I went to university straight after high school, and although I look back on my time as a primary and high school student with fondness, I also know that I was bullied extensively in ways I didn’t even know possible and by people who I had known as friends. It never became online attacks directly to me, but I don’t know what conversations other people might have had online about me.

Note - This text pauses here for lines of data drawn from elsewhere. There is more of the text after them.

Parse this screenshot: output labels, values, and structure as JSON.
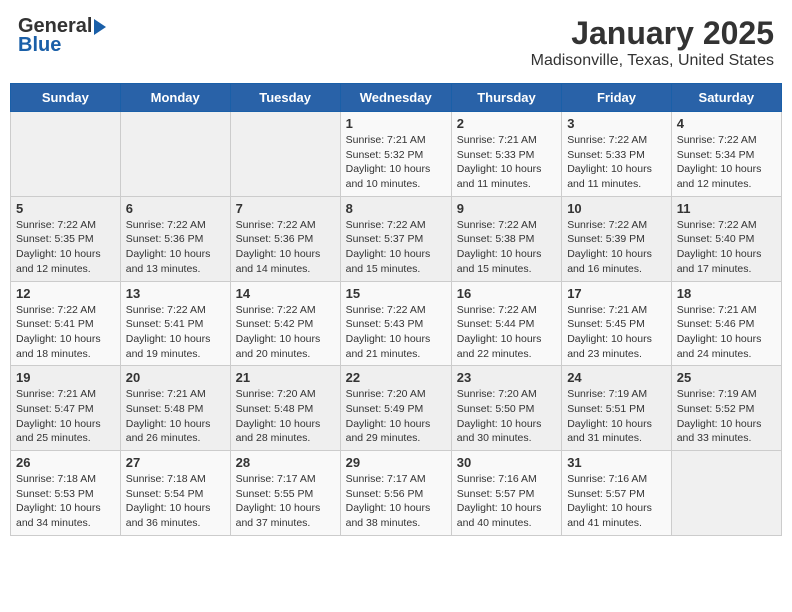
{
  "header": {
    "logo_general": "General",
    "logo_blue": "Blue",
    "title": "January 2025",
    "subtitle": "Madisonville, Texas, United States"
  },
  "days_of_week": [
    "Sunday",
    "Monday",
    "Tuesday",
    "Wednesday",
    "Thursday",
    "Friday",
    "Saturday"
  ],
  "weeks": [
    {
      "days": [
        {
          "num": "",
          "detail": ""
        },
        {
          "num": "",
          "detail": ""
        },
        {
          "num": "",
          "detail": ""
        },
        {
          "num": "1",
          "detail": "Sunrise: 7:21 AM\nSunset: 5:32 PM\nDaylight: 10 hours\nand 10 minutes."
        },
        {
          "num": "2",
          "detail": "Sunrise: 7:21 AM\nSunset: 5:33 PM\nDaylight: 10 hours\nand 11 minutes."
        },
        {
          "num": "3",
          "detail": "Sunrise: 7:22 AM\nSunset: 5:33 PM\nDaylight: 10 hours\nand 11 minutes."
        },
        {
          "num": "4",
          "detail": "Sunrise: 7:22 AM\nSunset: 5:34 PM\nDaylight: 10 hours\nand 12 minutes."
        }
      ]
    },
    {
      "days": [
        {
          "num": "5",
          "detail": "Sunrise: 7:22 AM\nSunset: 5:35 PM\nDaylight: 10 hours\nand 12 minutes."
        },
        {
          "num": "6",
          "detail": "Sunrise: 7:22 AM\nSunset: 5:36 PM\nDaylight: 10 hours\nand 13 minutes."
        },
        {
          "num": "7",
          "detail": "Sunrise: 7:22 AM\nSunset: 5:36 PM\nDaylight: 10 hours\nand 14 minutes."
        },
        {
          "num": "8",
          "detail": "Sunrise: 7:22 AM\nSunset: 5:37 PM\nDaylight: 10 hours\nand 15 minutes."
        },
        {
          "num": "9",
          "detail": "Sunrise: 7:22 AM\nSunset: 5:38 PM\nDaylight: 10 hours\nand 15 minutes."
        },
        {
          "num": "10",
          "detail": "Sunrise: 7:22 AM\nSunset: 5:39 PM\nDaylight: 10 hours\nand 16 minutes."
        },
        {
          "num": "11",
          "detail": "Sunrise: 7:22 AM\nSunset: 5:40 PM\nDaylight: 10 hours\nand 17 minutes."
        }
      ]
    },
    {
      "days": [
        {
          "num": "12",
          "detail": "Sunrise: 7:22 AM\nSunset: 5:41 PM\nDaylight: 10 hours\nand 18 minutes."
        },
        {
          "num": "13",
          "detail": "Sunrise: 7:22 AM\nSunset: 5:41 PM\nDaylight: 10 hours\nand 19 minutes."
        },
        {
          "num": "14",
          "detail": "Sunrise: 7:22 AM\nSunset: 5:42 PM\nDaylight: 10 hours\nand 20 minutes."
        },
        {
          "num": "15",
          "detail": "Sunrise: 7:22 AM\nSunset: 5:43 PM\nDaylight: 10 hours\nand 21 minutes."
        },
        {
          "num": "16",
          "detail": "Sunrise: 7:22 AM\nSunset: 5:44 PM\nDaylight: 10 hours\nand 22 minutes."
        },
        {
          "num": "17",
          "detail": "Sunrise: 7:21 AM\nSunset: 5:45 PM\nDaylight: 10 hours\nand 23 minutes."
        },
        {
          "num": "18",
          "detail": "Sunrise: 7:21 AM\nSunset: 5:46 PM\nDaylight: 10 hours\nand 24 minutes."
        }
      ]
    },
    {
      "days": [
        {
          "num": "19",
          "detail": "Sunrise: 7:21 AM\nSunset: 5:47 PM\nDaylight: 10 hours\nand 25 minutes."
        },
        {
          "num": "20",
          "detail": "Sunrise: 7:21 AM\nSunset: 5:48 PM\nDaylight: 10 hours\nand 26 minutes."
        },
        {
          "num": "21",
          "detail": "Sunrise: 7:20 AM\nSunset: 5:48 PM\nDaylight: 10 hours\nand 28 minutes."
        },
        {
          "num": "22",
          "detail": "Sunrise: 7:20 AM\nSunset: 5:49 PM\nDaylight: 10 hours\nand 29 minutes."
        },
        {
          "num": "23",
          "detail": "Sunrise: 7:20 AM\nSunset: 5:50 PM\nDaylight: 10 hours\nand 30 minutes."
        },
        {
          "num": "24",
          "detail": "Sunrise: 7:19 AM\nSunset: 5:51 PM\nDaylight: 10 hours\nand 31 minutes."
        },
        {
          "num": "25",
          "detail": "Sunrise: 7:19 AM\nSunset: 5:52 PM\nDaylight: 10 hours\nand 33 minutes."
        }
      ]
    },
    {
      "days": [
        {
          "num": "26",
          "detail": "Sunrise: 7:18 AM\nSunset: 5:53 PM\nDaylight: 10 hours\nand 34 minutes."
        },
        {
          "num": "27",
          "detail": "Sunrise: 7:18 AM\nSunset: 5:54 PM\nDaylight: 10 hours\nand 36 minutes."
        },
        {
          "num": "28",
          "detail": "Sunrise: 7:17 AM\nSunset: 5:55 PM\nDaylight: 10 hours\nand 37 minutes."
        },
        {
          "num": "29",
          "detail": "Sunrise: 7:17 AM\nSunset: 5:56 PM\nDaylight: 10 hours\nand 38 minutes."
        },
        {
          "num": "30",
          "detail": "Sunrise: 7:16 AM\nSunset: 5:57 PM\nDaylight: 10 hours\nand 40 minutes."
        },
        {
          "num": "31",
          "detail": "Sunrise: 7:16 AM\nSunset: 5:57 PM\nDaylight: 10 hours\nand 41 minutes."
        },
        {
          "num": "",
          "detail": ""
        }
      ]
    }
  ]
}
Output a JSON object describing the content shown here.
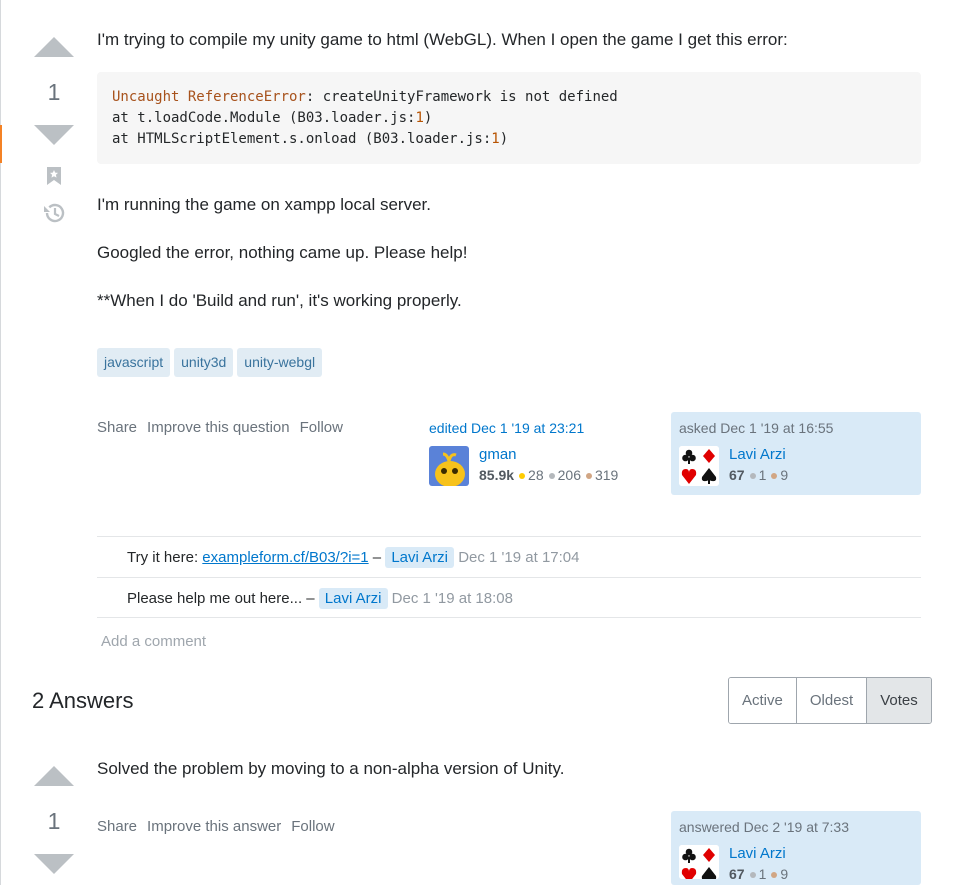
{
  "question": {
    "vote_count": "1",
    "intro": "I'm trying to compile my unity game to html (WebGL). When I open the game I get this error:",
    "code": {
      "line1_keyword": "Uncaught ReferenceError",
      "line1_rest": ": createUnityFramework is not defined",
      "line2_prefix": "at t.loadCode.Module (B03.loader.js:",
      "line2_num": "1",
      "line2_suffix": ")",
      "line3_prefix": "at HTMLScriptElement.s.onload (B03.loader.js:",
      "line3_num": "1",
      "line3_suffix": ")"
    },
    "paragraph1": "I'm running the game on xampp local server.",
    "paragraph2": "Googled the error, nothing came up. Please help!",
    "paragraph3": "**When I do 'Build and run', it's working properly.",
    "tags": [
      "javascript",
      "unity3d",
      "unity-webgl"
    ],
    "menu": {
      "share": "Share",
      "improve": "Improve this question",
      "follow": "Follow"
    },
    "editor": {
      "action": "edited Dec 1 '19 at 23:21",
      "name": "gman",
      "reputation": "85.9k",
      "gold": "28",
      "silver": "206",
      "bronze": "319"
    },
    "owner": {
      "action": "asked Dec 1 '19 at 16:55",
      "name": "Lavi Arzi",
      "reputation": "67",
      "silver": "1",
      "bronze": "9"
    }
  },
  "comments": [
    {
      "text": "Try it here: ",
      "link": "exampleform.cf/B03/?i=1",
      "separator": " – ",
      "user": "Lavi Arzi",
      "date": "Dec 1 '19 at 17:04"
    },
    {
      "text": "Please help me out here... ",
      "separator": "– ",
      "user": "Lavi Arzi",
      "date": "Dec 1 '19 at 18:08"
    }
  ],
  "add_comment": "Add a comment",
  "answers": {
    "count_label": "2 Answers",
    "sort_options": [
      "Active",
      "Oldest",
      "Votes"
    ],
    "selected_sort": "Votes",
    "items": [
      {
        "vote_count": "1",
        "text": "Solved the problem by moving to a non-alpha version of Unity.",
        "menu": {
          "share": "Share",
          "improve": "Improve this answer",
          "follow": "Follow"
        },
        "owner": {
          "action": "answered Dec 2 '19 at 7:33",
          "name": "Lavi Arzi",
          "reputation": "67",
          "silver": "1",
          "bronze": "9"
        }
      }
    ]
  },
  "colors": {
    "accent_blue": "#0077cc",
    "tag_bg": "#e1ecf4",
    "owner_card_bg": "#d9eaf7",
    "gold": "#ffcc01",
    "silver": "#b4b8bc",
    "bronze": "#d1a684"
  }
}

I thought that in university things would be different, and I was happy to be a part of a small circle of friends that seemed to look out for each other. We hung out a lot, but I also had classmates who I hung out with and became good friends with. In my second semester at university, I was surprised to find that some of my friends were taking the same class as me, and as the study group of friends I’d come close to in that course filed into one row of seats in the lecture theatre, and the girls I hung out with socially filed into the row above that, I realised I had to decide between which group I wanted to sit with. I wasn’t overly concerned, because it was just a row away and I could easily lean forward and talk to the study group or turn around and talk to the girls. I went with my gut choice and joined the study group’s row, but quickly turned around to talk to the girls. They instantly wanted to know why I wasn’t sitting in the same row as them, and I tried to explain it wasn’t a big deal because I was right in front of them to talk to anyway.
I kept this seat for the rest of the semester, and after setting up my books and pens for the lecture, I’d turn around to say hi to them. At first I found it easy to join in with their conversation, though as the weeks went on I would find myself waiting for them to finish talking in whispers in front of my face before turning to me and asking what I wanted. It felt so cold and awful and made me so uncomfortable. Their treatment of me was bad enough, but the worst part was that it was because I had done something so minor as to sit a row in front of them. It was exactly the kind of drama I thought was exclusive to high school, and I was disappointed to find out it doesn’t end there.
This experience helped me realise that those girls weren’t my friends, and I’m glad I learnt that quickly, and that if anything, I’d grown enough since high school to know I had to remove myself from that situation. I also learnt that bullying can occur after high school, in higher education and the workplace and in many forms, such as social exclusion or cyber harassment. I hope in future that I’ll remember how it felt to be pointedly excluded and that I won’t do that to anyone else.